In our blog post every Monday we select a reading from the Revised Common Lectionary for the upcoming Sunday, and pair it with a Frederick Buechner reading on the same topic.
Next Sunday we will celebrate the Twenty-second Sunday after Pentecost. Here is this week’s reading from the gospel of Luke:
“And the fact that the dead are raised Moses himself showed, in the story about the bush, where he speaks of the Lord as the God of Abraham, the God of Isaac, and the God of Jacob. Now he is God not of the dead, but of the living; for to him all of them are alive."
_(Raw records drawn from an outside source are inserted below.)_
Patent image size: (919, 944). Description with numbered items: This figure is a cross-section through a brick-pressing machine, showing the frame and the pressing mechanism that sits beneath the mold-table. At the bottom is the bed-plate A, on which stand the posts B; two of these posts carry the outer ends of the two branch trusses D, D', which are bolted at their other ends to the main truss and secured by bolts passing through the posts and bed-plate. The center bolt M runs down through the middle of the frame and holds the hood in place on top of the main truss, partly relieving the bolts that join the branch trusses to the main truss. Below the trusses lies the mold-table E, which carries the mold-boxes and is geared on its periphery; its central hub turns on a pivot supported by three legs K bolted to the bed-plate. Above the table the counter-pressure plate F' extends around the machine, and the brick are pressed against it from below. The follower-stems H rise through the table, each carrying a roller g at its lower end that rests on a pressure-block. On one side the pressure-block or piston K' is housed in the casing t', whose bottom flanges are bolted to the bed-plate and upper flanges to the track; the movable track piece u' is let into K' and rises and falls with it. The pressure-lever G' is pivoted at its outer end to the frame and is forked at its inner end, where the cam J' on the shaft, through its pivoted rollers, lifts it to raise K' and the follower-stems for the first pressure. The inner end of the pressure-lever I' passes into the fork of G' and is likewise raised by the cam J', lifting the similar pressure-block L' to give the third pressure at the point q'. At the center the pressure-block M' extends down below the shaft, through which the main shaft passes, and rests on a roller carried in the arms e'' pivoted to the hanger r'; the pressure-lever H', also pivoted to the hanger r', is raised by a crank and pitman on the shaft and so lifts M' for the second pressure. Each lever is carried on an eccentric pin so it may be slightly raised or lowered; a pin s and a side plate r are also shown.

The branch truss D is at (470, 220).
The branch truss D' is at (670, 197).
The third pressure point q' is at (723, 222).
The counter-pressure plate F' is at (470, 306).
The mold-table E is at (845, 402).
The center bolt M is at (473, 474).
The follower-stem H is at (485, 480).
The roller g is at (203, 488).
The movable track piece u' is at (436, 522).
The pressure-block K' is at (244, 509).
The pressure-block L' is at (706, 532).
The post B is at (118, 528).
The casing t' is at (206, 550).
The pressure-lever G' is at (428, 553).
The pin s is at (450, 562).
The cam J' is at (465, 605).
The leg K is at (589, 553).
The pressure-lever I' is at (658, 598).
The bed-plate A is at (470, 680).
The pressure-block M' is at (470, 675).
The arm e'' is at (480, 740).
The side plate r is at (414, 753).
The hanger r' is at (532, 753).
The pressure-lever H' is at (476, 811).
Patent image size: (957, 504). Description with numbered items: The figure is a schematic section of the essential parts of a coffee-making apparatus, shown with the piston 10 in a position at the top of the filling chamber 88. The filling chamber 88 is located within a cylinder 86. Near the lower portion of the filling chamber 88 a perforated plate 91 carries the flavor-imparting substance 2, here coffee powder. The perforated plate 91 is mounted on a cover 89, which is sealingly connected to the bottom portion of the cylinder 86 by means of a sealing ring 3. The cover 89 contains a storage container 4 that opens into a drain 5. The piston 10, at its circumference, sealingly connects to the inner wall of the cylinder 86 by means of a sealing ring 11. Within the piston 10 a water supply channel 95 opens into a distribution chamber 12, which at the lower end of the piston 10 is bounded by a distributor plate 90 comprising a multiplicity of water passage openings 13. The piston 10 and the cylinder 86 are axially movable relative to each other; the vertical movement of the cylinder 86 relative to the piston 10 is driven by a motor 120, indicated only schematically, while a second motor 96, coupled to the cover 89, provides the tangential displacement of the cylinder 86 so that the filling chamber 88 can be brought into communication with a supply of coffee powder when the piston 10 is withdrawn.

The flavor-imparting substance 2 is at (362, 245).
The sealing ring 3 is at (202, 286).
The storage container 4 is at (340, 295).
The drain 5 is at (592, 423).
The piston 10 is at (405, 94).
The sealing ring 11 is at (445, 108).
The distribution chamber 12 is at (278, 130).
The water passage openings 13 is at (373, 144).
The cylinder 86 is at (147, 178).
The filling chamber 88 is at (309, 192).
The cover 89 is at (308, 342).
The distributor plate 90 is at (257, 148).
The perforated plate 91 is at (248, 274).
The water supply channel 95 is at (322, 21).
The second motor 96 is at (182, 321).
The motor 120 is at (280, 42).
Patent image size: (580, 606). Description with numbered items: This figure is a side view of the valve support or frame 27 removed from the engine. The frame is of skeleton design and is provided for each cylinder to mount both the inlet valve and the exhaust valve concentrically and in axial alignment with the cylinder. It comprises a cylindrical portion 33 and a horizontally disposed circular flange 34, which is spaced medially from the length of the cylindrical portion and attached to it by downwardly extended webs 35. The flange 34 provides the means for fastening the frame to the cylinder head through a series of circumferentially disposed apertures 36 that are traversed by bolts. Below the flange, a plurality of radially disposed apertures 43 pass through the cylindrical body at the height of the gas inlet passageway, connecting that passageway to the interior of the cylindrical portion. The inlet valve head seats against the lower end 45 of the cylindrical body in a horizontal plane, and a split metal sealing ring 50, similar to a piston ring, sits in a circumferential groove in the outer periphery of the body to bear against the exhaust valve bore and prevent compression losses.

Here is an excerpt from The Son of Laughter:
"Your god will doubtless care for you in death as generously,” the king said to Joseph as they stood in the darkness lit only by the guttering torches of the servants, "because you are the friend of the king and have been given the king's ring with his seal upon it and great power over all of the Black Land". Joseph thought of his mother's spent body buried, unbandaged, on the road they had been traveling with only a pillar no taller than a tall man to mark it and of the body of his grandfather Isaac lying under stones near the bodies of Abraham, Isaac's father, and Sarah, his mother, where Joseph's father and Esau had placed it with no treasure of any kind to bring him comfort and only the two ash cakes for food which Esau had placed under his two arms. His father had told him that he heard it said that the dead move like shadows. They dwell, thirsting for light, deeper than the feet of mountains in a land where no light falls. Did the Fear remember them there, Joseph wondered. Did the Fear have a silver boat for sailing them to blessedness, a golden boat like Ra?
"My god is a god of those who are alive," Joseph said to the king.
The chamber where they stood smelled of the cool stone and the burning pitch of the servants' torches.
"He makes us no promises about death," Joseph said. "He makes us promises about life. I do not know what he promises to the dead if he promises them anything.”